Strong case for patients and researchers to begin to ‘codify the expectations’ that people can have about their participation and involvement including how their data is used. Public meetings I have done recently suggests growing frustration over things like consent and the lack of a relationship feel to their interaction. Something I am looking at in my role at NIHR.
Building on the evidence
Have been involved with a number of exercises to gather public opinion an insight into public perspectives on information governance – ‘Your medical records saves lives,’ Academy/AMS report.
Evidence is indicative of public support for sharing data and understanding of benefits but important we don’t overwork or overcook it as if it is a ‘mandate for change’ in itself. It merely gives us license to examine further with them how policy and practice could change. That is why NHS Constitution consultation so very important.
4 small points about the ‘Your medical records..’ exercise. First, people assumed their records were being shared anyway. Second, it was a deliberative exercise which enabled people to have their concerns explained away. Third, the biggest barrier to change seemed to be their GP. Fourth, in designing the leaflet people really put a premium on simple, direct information but with clear signposts of where to find out more according to their interests and needs.
Welcome the consultation. Need to take a deliberative approach to it. Important to have right mechanisms to hear and understand what people are saying, not just organisations. Also important that we involve the public in the design of the consultation, the framing of its questions and the evaluation of the responses.
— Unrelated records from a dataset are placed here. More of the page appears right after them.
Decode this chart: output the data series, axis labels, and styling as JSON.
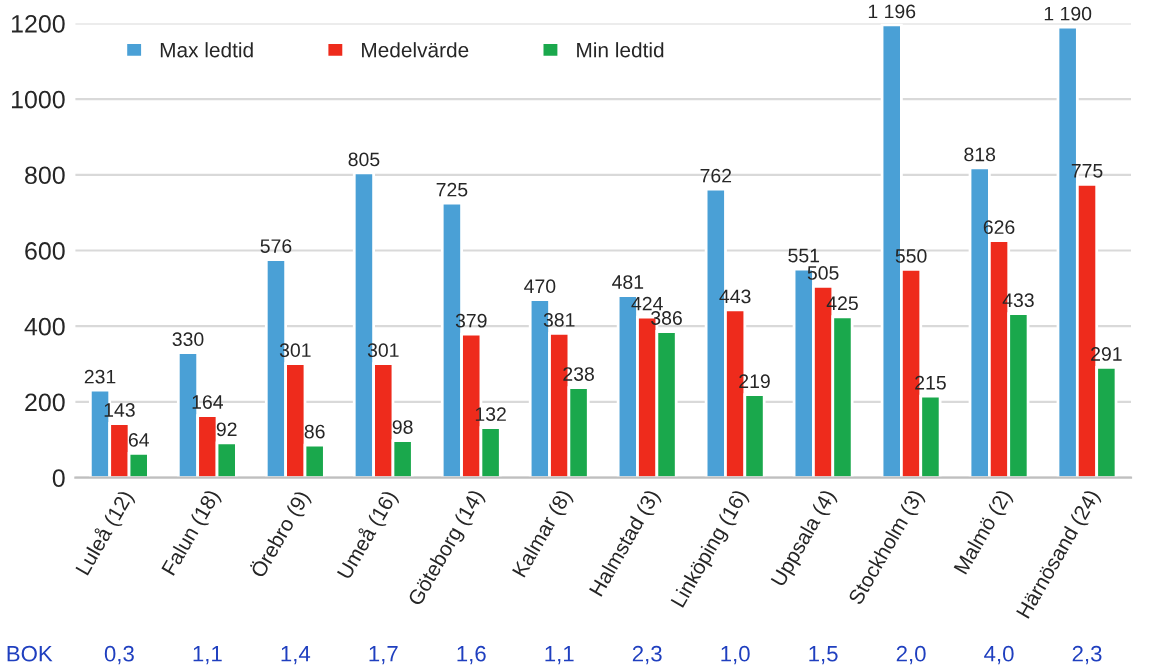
{
  "chart_data": {
    "type": "bar",
    "categories": [
      "Luleå (12)",
      "Falun (18)",
      "Örebro (9)",
      "Umeå (16)",
      "Göteborg (14)",
      "Kalmar (8)",
      "Halmstad (3)",
      "Linköping (16)",
      "Uppsala (4)",
      "Stockholm (3)",
      "Malmö (2)",
      "Härnösand (24)"
    ],
    "series": [
      {
        "name": "Max ledtid",
        "color": "#4aa0d6",
        "values": [
          231,
          330,
          576,
          805,
          725,
          470,
          481,
          762,
          551,
          1196,
          818,
          1190
        ],
        "value_labels": [
          "231",
          "330",
          "576",
          "805",
          "725",
          "470",
          "481",
          "762",
          "551",
          "1 196",
          "818",
          "1 190"
        ]
      },
      {
        "name": "Medelvärde",
        "color": "#ee2b1c",
        "values": [
          143,
          164,
          301,
          301,
          379,
          381,
          424,
          443,
          505,
          550,
          626,
          775
        ],
        "value_labels": [
          "143",
          "164",
          "301",
          "301",
          "379",
          "381",
          "424",
          "443",
          "505",
          "550",
          "626",
          "775"
        ]
      },
      {
        "name": "Min ledtid",
        "color": "#1aa84c",
        "values": [
          64,
          92,
          86,
          98,
          132,
          238,
          386,
          219,
          425,
          215,
          433,
          291
        ],
        "value_labels": [
          "64",
          "92",
          "86",
          "98",
          "132",
          "238",
          "386",
          "219",
          "425",
          "215",
          "433",
          "291"
        ]
      }
    ],
    "ylim": [
      0,
      1200
    ],
    "yticks": [
      0,
      200,
      400,
      600,
      800,
      1000,
      1200
    ],
    "grid": "y",
    "legend": "top left",
    "annotations": [
      "BOK",
      "0,3",
      "1,1",
      "1,4",
      "1,7",
      "1,6",
      "1,1",
      "2,3",
      "1,0",
      "1,5",
      "2,0",
      "4,0",
      "2,3"
    ]
  }
}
Building trust – consent, research governance and public involvement
Three key elements:
Important for people to feel in control of their information and its uses. So, absolutely critical that people are clear about what is being proposed, the pros and cons of opting out, what this means in practice, how data use is going to be monitored etc. In the Facebook era it seems unwise to have a system which does not allow people to choose areas of information they are happy to share, review their decision at appropriate points and re-boot their involvement etc. Or if not, the reason why needs to be clear.
Public involvement in the overall research governance is important to getting the system right from a patient perspective and will help instil trust – patients are effective partners in ensuring good custodianship of research.
Important to have a governance system which is less about transparency and the production of data (as opposed to information) and more about the ability for people to track how decisions were made, by whom and why. Plus what is done if things go wrong.
On my recent visit to Newcastle, my afternoon was spent talking to, and answering questions from, the public about research. Clinical trials featured heavily. The most common theme was their frustration over the poor quality information given to trial participants before, during and after a trial had finished.
The journal, PloS ONE, has today published a study by researchers from the University of Southampton (UK), Harvard Medical School and Northern Arizona University (US) in which they conclude that the information given to trial participants about ‘placebos’ is often incomplete and inaccurate. In their study they looked at 45 trial leaflets for participants. They go so far as to suggest that the poor nature of the information provided undermines the principle of ‘informed consent.’ (Medical News Today also cover it here).
Whether it is cock-up or conspiracy that researchers fail to do this I don’t know. But this sort of stuff really gets to me. Why isn’t this stuff being picked-up in the trial design at the time of ethics approval? Why does it seem so difficult to get such simple things right? Why does it need another ‘test’ or ‘trial’ to put it into practice?
The broader issue it points too is the need to codify the rights – and responsibilities! – of trial participants. I can feel a letter brewing to the HRA. Hence my headline.